There are also five columns related to the original review. Pubname identifies the venue, pubrev reports whether this author was published or reviewed in the venue (it's usually reviewed), judge indicates whether the review was positive or negative (when that's clear), impaud is short for implied audience and is only filled out if the review clearly implied that the author was addressing a popular or elite audience. yrrev is the date of the review; you will find some works published after the date of review, because we selected works by the same author in cases where we couldn't find a copy of the specific work reviewed.
The folder /poems contains word counts for the volumes modeled here; intellectual property agreements prevent us from posting the original texts. We have normalized spelling to British practice, truncated apostrophe-s, and trimmed front and back matter, as well as prose introductions, using the algorithmic methods described in "Understanding Genre in a Collection of a Million Volumes."

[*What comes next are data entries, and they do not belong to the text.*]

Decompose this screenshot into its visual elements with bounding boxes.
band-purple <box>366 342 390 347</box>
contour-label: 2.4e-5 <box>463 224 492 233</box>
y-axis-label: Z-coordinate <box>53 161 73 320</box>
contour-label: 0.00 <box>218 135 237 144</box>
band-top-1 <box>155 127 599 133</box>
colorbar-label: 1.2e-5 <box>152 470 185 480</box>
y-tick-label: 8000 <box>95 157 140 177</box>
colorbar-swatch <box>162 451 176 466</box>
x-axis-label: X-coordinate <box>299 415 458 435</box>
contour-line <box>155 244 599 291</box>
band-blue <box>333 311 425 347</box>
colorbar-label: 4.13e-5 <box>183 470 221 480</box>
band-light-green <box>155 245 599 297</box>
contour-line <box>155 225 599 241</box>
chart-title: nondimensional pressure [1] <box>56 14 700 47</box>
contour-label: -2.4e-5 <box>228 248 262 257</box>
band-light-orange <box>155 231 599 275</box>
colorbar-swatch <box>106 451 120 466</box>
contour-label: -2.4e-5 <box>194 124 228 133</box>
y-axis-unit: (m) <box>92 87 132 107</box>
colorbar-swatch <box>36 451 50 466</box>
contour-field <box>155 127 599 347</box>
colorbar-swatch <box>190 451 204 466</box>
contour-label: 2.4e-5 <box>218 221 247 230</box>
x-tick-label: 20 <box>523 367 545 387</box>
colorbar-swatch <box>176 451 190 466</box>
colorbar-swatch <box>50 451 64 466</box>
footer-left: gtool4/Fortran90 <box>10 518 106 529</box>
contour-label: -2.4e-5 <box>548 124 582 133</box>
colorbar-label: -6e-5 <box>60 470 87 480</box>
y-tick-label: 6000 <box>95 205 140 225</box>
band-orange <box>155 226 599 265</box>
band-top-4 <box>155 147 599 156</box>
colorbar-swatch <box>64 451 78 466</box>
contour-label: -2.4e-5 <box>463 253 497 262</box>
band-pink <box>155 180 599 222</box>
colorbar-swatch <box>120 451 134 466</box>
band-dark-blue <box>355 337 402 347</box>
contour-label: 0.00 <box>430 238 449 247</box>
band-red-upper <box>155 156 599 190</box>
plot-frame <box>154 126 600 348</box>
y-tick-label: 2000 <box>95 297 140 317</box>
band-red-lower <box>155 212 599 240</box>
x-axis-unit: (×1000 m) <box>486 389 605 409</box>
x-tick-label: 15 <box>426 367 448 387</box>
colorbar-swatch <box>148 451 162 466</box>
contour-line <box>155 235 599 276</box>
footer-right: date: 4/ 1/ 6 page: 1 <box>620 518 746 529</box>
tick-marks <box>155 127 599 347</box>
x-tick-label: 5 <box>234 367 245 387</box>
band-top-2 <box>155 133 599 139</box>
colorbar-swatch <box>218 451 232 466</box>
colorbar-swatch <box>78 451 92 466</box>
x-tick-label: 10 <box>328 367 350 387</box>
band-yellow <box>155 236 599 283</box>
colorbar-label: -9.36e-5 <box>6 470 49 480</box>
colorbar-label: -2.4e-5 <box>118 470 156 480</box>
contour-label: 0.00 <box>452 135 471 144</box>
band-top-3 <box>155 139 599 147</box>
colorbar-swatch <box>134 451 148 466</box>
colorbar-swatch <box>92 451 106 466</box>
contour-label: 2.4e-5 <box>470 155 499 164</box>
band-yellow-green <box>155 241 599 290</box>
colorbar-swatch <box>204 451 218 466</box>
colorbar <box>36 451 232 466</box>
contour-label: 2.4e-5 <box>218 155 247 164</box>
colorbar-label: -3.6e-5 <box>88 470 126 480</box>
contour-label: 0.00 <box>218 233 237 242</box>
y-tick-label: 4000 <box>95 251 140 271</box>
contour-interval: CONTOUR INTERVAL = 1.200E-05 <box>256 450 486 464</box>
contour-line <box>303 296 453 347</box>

The subfolder /results contains predictions and coefficients generated by the modeling process.
In the predictions file, the column "pubdate" is date of first publication. "Logistic" is the model's prediction about likelihood the volume came from the reviewed sample. "Reviewed" tells you which sample the volume came from. In this prediction file it will be equivalent to the "realclass" column, but if you run replication on nations or genders, the realclass variable will be different than the reviewed column, because you'll be telling the model to predict nationality or gender instead.
The coefficients file is not very transparent yet. By later today it will be. Right now, the second column is the coefficient. The third column is coefficient normalized by stdev, which is what I used for close reading.